A triste história do caboclo João


Por Michele Calliari Marchese
Todo mundo sabe que os primeiros moradores da Campina da Cascavel foram os caboclos. Desbravaram nossa linda terra e foram abortados quando do início da colonização acontecida após 1917. Uns eram agricultores, enquanto outros criavam animais e assim sobreviviam com parcos recursos, todos analfabetos e sem documentação sobre as terras que acabaram sendo devolutas ao Estado e posteriormente vendidas aos colonizadores assim que aconteceu o Tratado de Divisas em 1917, após a Guerra do Contestado.
Essa é a história do caboclo João, que tinha um pedaço de terra muito linda e produtiva, uma casa com chão de terra batido e uma família de dar gosto. Viviam felizes e se amavam. Todos se ajudavam e, nas noites de lua cheia, se sentavam ao redor do avô para ouvi-lo contar causos de tesouros. Foi no inverno que aconteceu de chegarem gentes brancas por perto de sua terra. Eles construíram casa, moinho e tinham mulas. Plantavam sementes desconhecidas e fizeram um cercado para as galinhas. Coisas que o João sequer sabia que existiam, e se assustou com a brancura daquelas crianças, que decerto estavam desnutridas; se assustou com a cor dos cabelos de um menino que deveria ter no máximo 4 anos. Eram brancos como as nuvens.
Benzeu-se e correu contar a novidade para a família, que tratou de se esconder dentro de casa, por medo de ser aparição de alma penada.
 Com a chegada dessas pessoas, muitos conhecidos do João perderam tudo o que tinham por causo de um documento, que dizia –e eles tinham que acreditar, pois não sabiam ler nem escrever –que aquela terra era deles. E mostravam com os dedos os seus próprios nomes escritos nos documentos e diziam que tinham comprado aquele chão e que aqueles que estavam lá não deveriam estar, mas que por uma misericórdia eles deixavam pegar seus pertences para irem-se embora.
Ir para onde?
Pois o João ficou assustadíssimo com a quantidade de amigos seus, compadres entre si, sumirem de uma hora para outra e resolveu agir antes que acontecesse o mesmo com ele. Não tinham a mínima noção do que estava acontecendo, mas sabia em seu íntimo e quando olhava seus filhos, que alguma coisa estava errada. Não culpava aquela gente nova que chegara por ali, decerto tão ignorantes quanto eles. Culpava alguma coisa que ia além da sua compreensão, porque não sabia de colonização alguma, sequer sabia o que “devolutas” significava e não entendia patavina daqueles documentos que eram apresentados a todo o momento.

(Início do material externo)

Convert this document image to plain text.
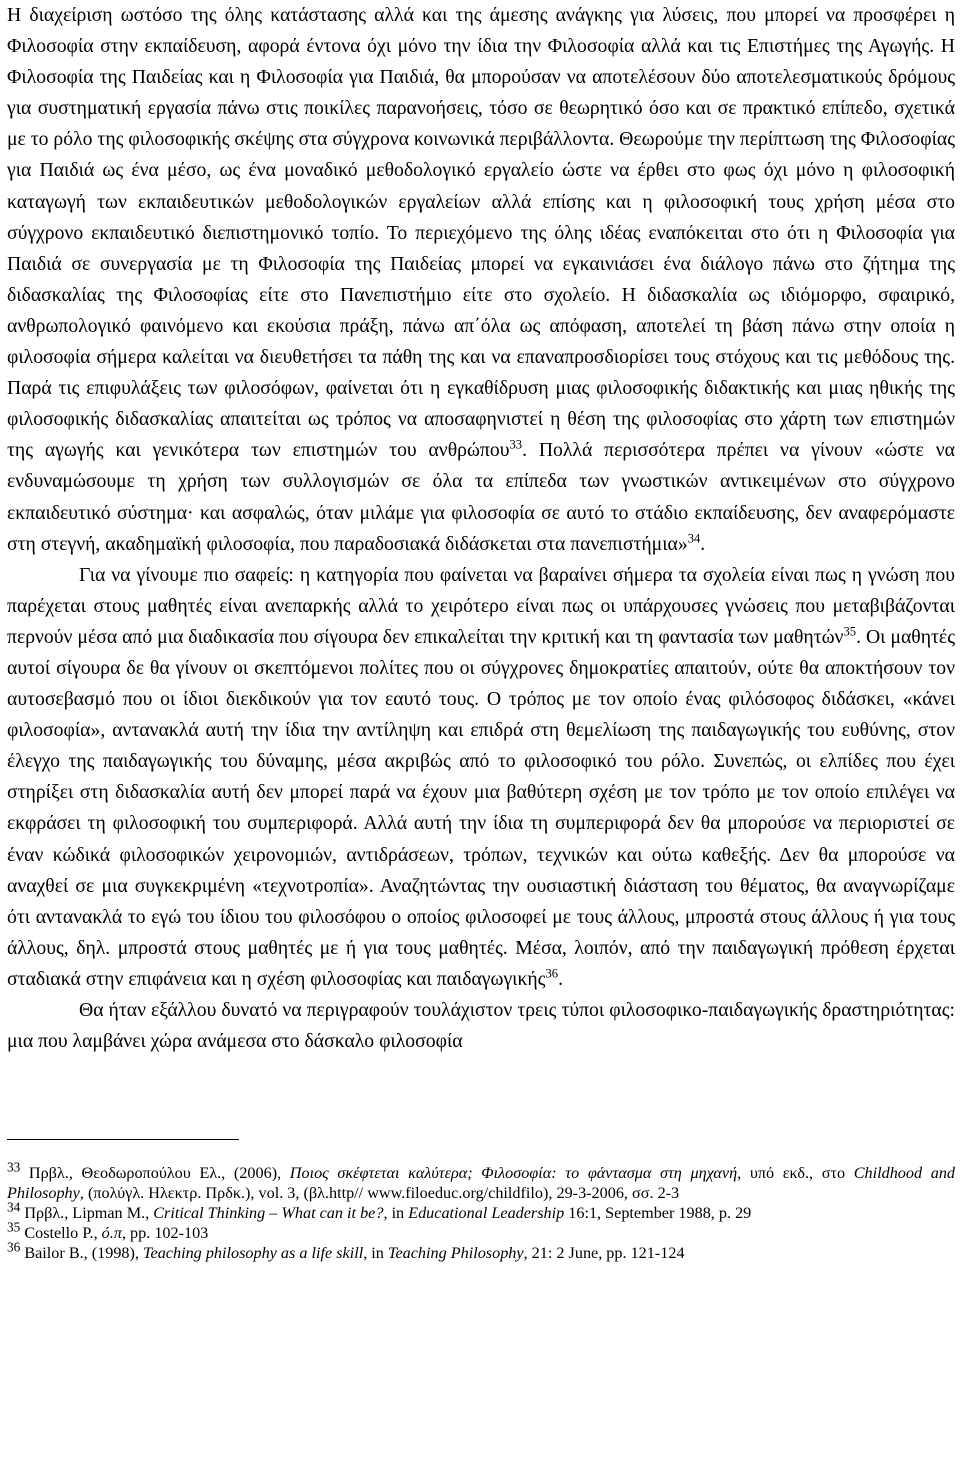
Η διαχείριση ωστόσο της όλης κατάστασης αλλά και της άμεσης ανάγκης για λύσεις, που μπορεί να προσφέρει η Φιλοσοφία στην εκπαίδευση, αφορά έντονα όχι μόνο την ίδια την Φιλοσοφία αλλά και τις Επιστήμες της Αγωγής. Η Φιλοσοφία της Παιδείας και η Φιλοσοφία για Παιδιά, θα μπορούσαν να αποτελέσουν δύο αποτελεσματικούς δρόμους για συστηματική εργασία πάνω στις ποικίλες παρανοήσεις, τόσο σε θεωρητικό όσο και σε πρακτικό επίπεδο, σχετικά με το ρόλο της φιλοσοφικής σκέψης στα σύγχρονα κοινωνικά περιβάλλοντα. Θεωρούμε την περίπτωση της Φιλοσοφίας για Παιδιά ως ένα μέσο, ως ένα μοναδικό μεθοδολογικό εργαλείο ώστε να έρθει στο φως όχι μόνο η φιλοσοφική καταγωγή των εκπαιδευτικών μεθοδολογικών εργαλείων αλλά επίσης και η φιλοσοφική τους χρήση μέσα στο σύγχρονο εκπαιδευτικό διεπιστημονικό τοπίο. Το περιεχόμενο της όλης ιδέας εναπόκειται στο ότι η Φιλοσοφία για Παιδιά σε συνεργασία με τη Φιλοσοφία της Παιδείας μπορεί να εγκαινιάσει ένα διάλογο πάνω στο ζήτημα της διδασκαλίας της Φιλοσοφίας είτε στο Πανεπιστήμιο είτε στο σχολείο. Η διδασκαλία ως ιδιόμορφο, σφαιρικό, ανθρωπολογικό φαινόμενο και εκούσια πράξη, πάνω απ΄όλα ως απόφαση, αποτελεί τη βάση πάνω στην οποία η φιλοσοφία σήμερα καλείται να διευθετήσει τα πάθη της και να επαναπροσδιορίσει τους στόχους και τις μεθόδους της. Παρά τις επιφυλάξεις των φιλοσόφων, φαίνεται ότι η εγκαθίδρυση μιας φιλοσοφικής διδακτικής και μιας ηθικής της φιλοσοφικής διδασκαλίας απαιτείται ως τρόπος να αποσαφηνιστεί η θέση της φιλοσοφίας στο χάρτη των επιστημών της αγωγής και γενικότερα των επιστημών του ανθρώπου$^{33}$. Πολλά περισσότερα πρέπει να γίνουν «ώστε να ενδυναμώσουμε τη χρήση των συλλογισμών σε όλα τα επίπεδα των γνωστικών αντικειμένων στο σύγχρονο εκπαιδευτικό σύστημα· και ασφαλώς, όταν μιλάμε για φιλοσοφία σε αυτό το στάδιο εκπαίδευσης, δεν αναφερόμαστε στη στεγνή, ακαδημαϊκή φιλοσοφία, που παραδοσιακά διδάσκεται στα πανεπιστήμια»$^{34}$.

Για να γίνουμε πιο σαφείς: η κατηγορία που φαίνεται να βαραίνει σήμερα τα σχολεία είναι πως η γνώση που παρέχεται στους μαθητές είναι ανεπαρκής αλλά το χειρότερο είναι πως οι υπάρχουσες γνώσεις που μεταβιβάζονται περνούν μέσα από μια διαδικασία που σίγουρα δεν επικαλείται την κριτική και τη φαντασία των μαθητών$^{35}$. Οι μαθητές αυτοί σίγουρα δε θα γίνουν οι σκεπτόμενοι πολίτες που οι σύγχρονες δημοκρατίες απαιτούν, ούτε θα αποκτήσουν τον αυτοσεβασμό που οι ίδιοι διεκδικούν για τον εαυτό τους. Ο τρόπος με τον οποίο ένας φιλόσοφος διδάσκει, «κάνει φιλοσοφία», αντανακλά αυτή την ίδια την αντίληψη και επιδρά στη θεμελίωση της παιδαγωγικής του ευθύνης, στον έλεγχο της παιδαγωγικής του δύναμης, μέσα ακριβώς από το φιλοσοφικό του ρόλο. Συνεπώς, οι ελπίδες που έχει στηρίξει στη διδασκαλία αυτή δεν μπορεί παρά να έχουν μια βαθύτερη σχέση με τον τρόπο με τον οποίο επιλέγει να εκφράσει τη φιλοσοφική του συμπεριφορά. Αλλά αυτή την ίδια τη συμπεριφορά δεν θα μπορούσε να περιοριστεί σε έναν κώδικά φιλοσοφικών χειρονομιών, αντιδράσεων, τρόπων, τεχνικών και ούτω καθεξής. Δεν θα μπορούσε να αναχθεί σε μια συγκεκριμένη «τεχνοτροπία». Αναζητώντας την ουσιαστική διάσταση του θέματος, θα αναγνωρίζαμε ότι αντανακλά το εγώ του ίδιου του φιλοσόφου ο οποίος φιλοσοφεί με τους άλλους, μπροστά στους άλλους ή για τους άλλους, δηλ. μπροστά στους μαθητές με ή για τους μαθητές. Μέσα, λοιπόν, από την παιδαγωγική πρόθεση έρχεται σταδιακά στην επιφάνεια και η σχέση φιλοσοφίας και παιδαγωγικής$^{36}$.

Θα ήταν εξάλλου δυνατό να περιγραφούν τουλάχιστον τρεις τύποι φιλοσοφικο-παιδαγωγικής δραστηριότητας: μια που λαμβάνει χώρα ανάμεσα στο δάσκαλο φιλοσοφία

$^{33}$ Πρβλ., Θεοδωροπούλου Ελ., (2006), Ποιος σκέφτεται καλύτερα; Φιλοσοφία: το φάντασμα στη μηχανή, υπό εκδ., στο Childhood and Philosophy, (πολύγλ. Ηλεκτρ. Πρδκ.), vol. 3, (βλ.http// www.filoeduc.org/childfilo), 29-3-2006, σσ. 2-3

$^{34}$ Πρβλ., Lipman M., Critical Thinking – What can it be?, in Educational Leadership 16:1, September 1988, p. 29

$^{35}$ Costello P., ό.π, pp. 102-103

$^{36}$ Bailor B., (1998), Teaching philosophy as a life skill, in Teaching Philosophy, 21: 2 June, pp. 121-124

Resolveu embrenhar-se no mato, o mais distante que o seu corpo pôde ir. Andou um dia inteiro margeando o rio e quando achou o lugar seguro para morar, abriu a mata com um facão de pau de guamirim e não descansou até não ver uma edícula pronta para receber a sua família.
Levou outro dia inteiro para voltar e quando chegou em casa, encontrou uma família exigindo aquele pedaço de chão e a mostrar-lhes documentos ilegíveis e então o João pediu pelo amor de Deus que esperassem levantar a mudança que iriam embora, e o genitor daquela família de migrantes pediu se eles queriam ficar como empregados dele, mas o João que tinha lá no fundo da sua alma o sentimento do orgulho, pensou por um momento e olhou seus filhos e sua esposa e o seu pai que estava encostado no vão da porta com a cabeça baixa.
E foi quando ouviu daquele homem, que se ficassem todos trabalhariam na lida e receberiam alguma ajuda que resolveu de fato ir-se embora dali. Filho pequeno não pode ir para a roça, nem velho e tampouco mulher.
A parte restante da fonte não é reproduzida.